Pedro Sánchez no tardará mucho en transmutarse en Diocleciano para perseguir a la grey católica española. Antes, presumiblemente, el presidente destruirá a la clase media porque, como evidencia la situación de Venezuela, nada perjudica más a la izquierda que una sociedad sin hambre. Para un socialista, la clase baja no es pues un punto de partida, sino de llegada, de manera que quienes sueñan con adquirir un apartamento en Jávea tendrán que contentarse con realquilar el piso que ha dejado vacante Pablo Iglesias en Vallecas, el Manhattan del proletariado.

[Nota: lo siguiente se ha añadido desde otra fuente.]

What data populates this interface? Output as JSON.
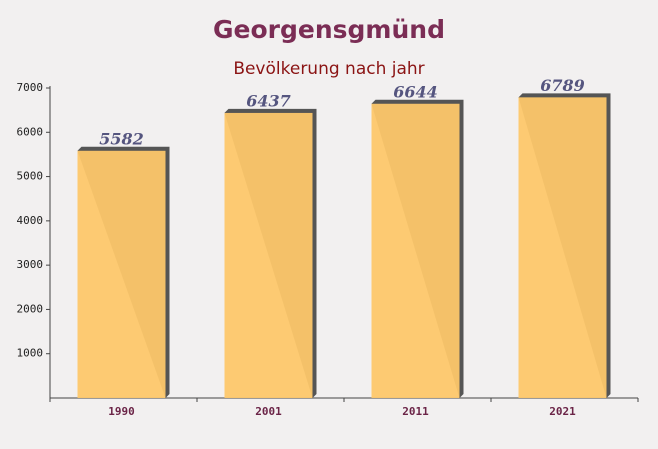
{
  "chart_data": {
    "type": "bar",
    "title": "Georgensgmünd",
    "subtitle": "Bevölkerung nach jahr",
    "categories": [
      "1990",
      "2001",
      "2011",
      "2021"
    ],
    "values": [
      5582,
      6437,
      6644,
      6789
    ],
    "color": "#fdc76a",
    "ylim": [
      0,
      7000
    ],
    "yticks": [
      1000,
      2000,
      3000,
      4000,
      5000,
      6000,
      7000
    ],
    "grid": false
  }
}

El socialismo es a la política lo que la muerte a la biología. Quiero decir que no es un sistema, sino un desenlace. Fatal, además. Si aquí el socialismo siempre acaba mal en las urnas es por esa tendencia del español de preferir el Ibex a la cartilla de racionamiento. Mientras la izquierda contrapone la bolsa a la patera, el español burgués gusta de pasear en barca por el Retiro sin que eso le haga cómplice del Mediterráneo. La izquierda no entiende que quien llega en patera no es necesariamente mejor que quien rema en el Retiro, de igual modo que quien quema un convento no es necesariamente peor que quien se calienta con la hoguera en la que arde la madre superiora.
Que arderá de nuevo. Tal vez no literalmente, pero con la irrupción de Sánchez en la presidencia del Gobierno peligran los acuerdos Iglesia-Estado, las horas lectivas de catecismo, el bendito sea Dios -ese sintagma apuntalado en el humanismo cristiano- e incluso la charla en la escalinata de los Jerónimos después de la misa de diez. La izquierda sabe que el católico es el verdadero escollo para imponer su ideología a una población confusa, así que irá a por él. Otra cosa sería de extrañar en una izquierda que no cuestiona la virtud de la Virgen María, sino su compromiso con el feminismo. Y que cree que San Pablo merece por escritor facha que le contrate ABC como defensor del lector.